Mona gets dragged into a murder mystery as the only official suspect of a questionable investigator, mostly because she found the body of a girl about her age in the bakery, and she has magic. It turns out there’s a murderer targeting magic-users, and a political campaign of fear urging everyone to report magic users to the government. There’s an attempted coup, and Mona as a result of the political persecution, might just be her city’s only hope as one of the only magicians left in the city with the army off on some sort of missing. This sounds like there should be a lot of action, and there’s plenty, but the middle third of the novel really drags because Mona spends most of it in hiding; she’s the narrator which means she can only tell us what’s reported to her, mostly by Spindle, the younger brother of the victim Mona found, and who helps her navigate the under-belly of the city. Molly kind of helps here too, but her real role and background isn’t the focus of this part; that comes elsewhere.
The whole premise of bakery magic is interesting, but then Mona has to figure out how to use it to defend first herself and then her world; some of the solutions are interesting. Some of the people who end up coming out to help are as well; Bob is involved, “bad cookies” are called upon to help sabotage the enemy army, and Mona has to deal with a lot of incompetent adults, including the Duchess who is in danger of being deposed. The only adult who Mona seems to look up to, besides her aunt and uncle, is the ”Golden General” who looks like the hero he’s reputed to be, and his openness about what being heroic means is actually pretty interesting; a character with his appearance and reputation is usually either a dumb jock, incompetent pretty boy, or a good candidate for villainy; he’s actually none of those things.
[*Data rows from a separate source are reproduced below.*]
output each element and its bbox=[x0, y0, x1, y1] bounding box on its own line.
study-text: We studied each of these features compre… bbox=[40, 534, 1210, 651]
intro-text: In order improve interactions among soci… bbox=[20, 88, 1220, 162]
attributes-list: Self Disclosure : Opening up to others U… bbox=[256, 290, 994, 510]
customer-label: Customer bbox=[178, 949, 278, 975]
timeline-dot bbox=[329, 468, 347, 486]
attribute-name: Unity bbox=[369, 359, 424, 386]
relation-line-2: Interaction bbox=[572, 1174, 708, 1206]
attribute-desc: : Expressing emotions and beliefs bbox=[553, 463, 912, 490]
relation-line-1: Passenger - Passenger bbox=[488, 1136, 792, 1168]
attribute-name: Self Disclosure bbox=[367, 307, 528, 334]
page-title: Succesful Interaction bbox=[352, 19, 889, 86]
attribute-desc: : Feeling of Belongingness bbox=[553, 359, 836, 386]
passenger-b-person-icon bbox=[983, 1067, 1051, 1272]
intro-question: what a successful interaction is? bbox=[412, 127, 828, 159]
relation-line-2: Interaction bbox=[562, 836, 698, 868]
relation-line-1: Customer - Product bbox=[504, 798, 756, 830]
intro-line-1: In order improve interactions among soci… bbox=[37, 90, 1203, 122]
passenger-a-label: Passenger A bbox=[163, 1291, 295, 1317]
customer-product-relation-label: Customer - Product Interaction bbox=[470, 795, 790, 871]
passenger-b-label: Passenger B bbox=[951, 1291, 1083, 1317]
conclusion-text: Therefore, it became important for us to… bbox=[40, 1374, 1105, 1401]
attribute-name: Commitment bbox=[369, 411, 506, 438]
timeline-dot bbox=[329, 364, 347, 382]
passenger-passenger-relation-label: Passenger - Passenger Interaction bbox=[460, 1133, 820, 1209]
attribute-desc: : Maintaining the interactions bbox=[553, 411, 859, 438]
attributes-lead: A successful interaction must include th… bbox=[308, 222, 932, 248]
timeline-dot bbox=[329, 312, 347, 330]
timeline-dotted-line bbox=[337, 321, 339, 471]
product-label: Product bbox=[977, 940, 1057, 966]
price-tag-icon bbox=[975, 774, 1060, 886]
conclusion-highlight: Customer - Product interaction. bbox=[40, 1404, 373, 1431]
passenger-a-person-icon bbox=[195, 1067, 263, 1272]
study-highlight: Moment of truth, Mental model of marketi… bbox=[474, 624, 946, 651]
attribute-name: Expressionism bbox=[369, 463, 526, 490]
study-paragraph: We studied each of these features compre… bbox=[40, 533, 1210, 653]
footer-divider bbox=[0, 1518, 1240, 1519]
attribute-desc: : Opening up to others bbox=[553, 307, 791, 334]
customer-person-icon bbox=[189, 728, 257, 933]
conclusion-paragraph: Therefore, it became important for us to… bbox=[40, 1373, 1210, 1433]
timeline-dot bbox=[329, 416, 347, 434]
The whole thing is one the one hand a fairly standard coming of age fantasy, but it’s got a more realistic handle on some of the character emotions and motivations, at least for the good guys; the villains are pretty much power-hungry stereotypes, but that’s fine. It’s almost preferable to the villain with a sad backstory. Mona is a pretty believable 14-year old, her aunt and uncle both have enough personality and feeling to support her, the General has both decency and power which is a tad unusual in fantasy, and then there’s the attitude of Bob and the ginger-bread cookie who never gets a name; those two have about as much personality as anyone else, and given what they are, makes you kind of wonder what might be going on in their “heads” (Bob probably doesn’t really have one, so…).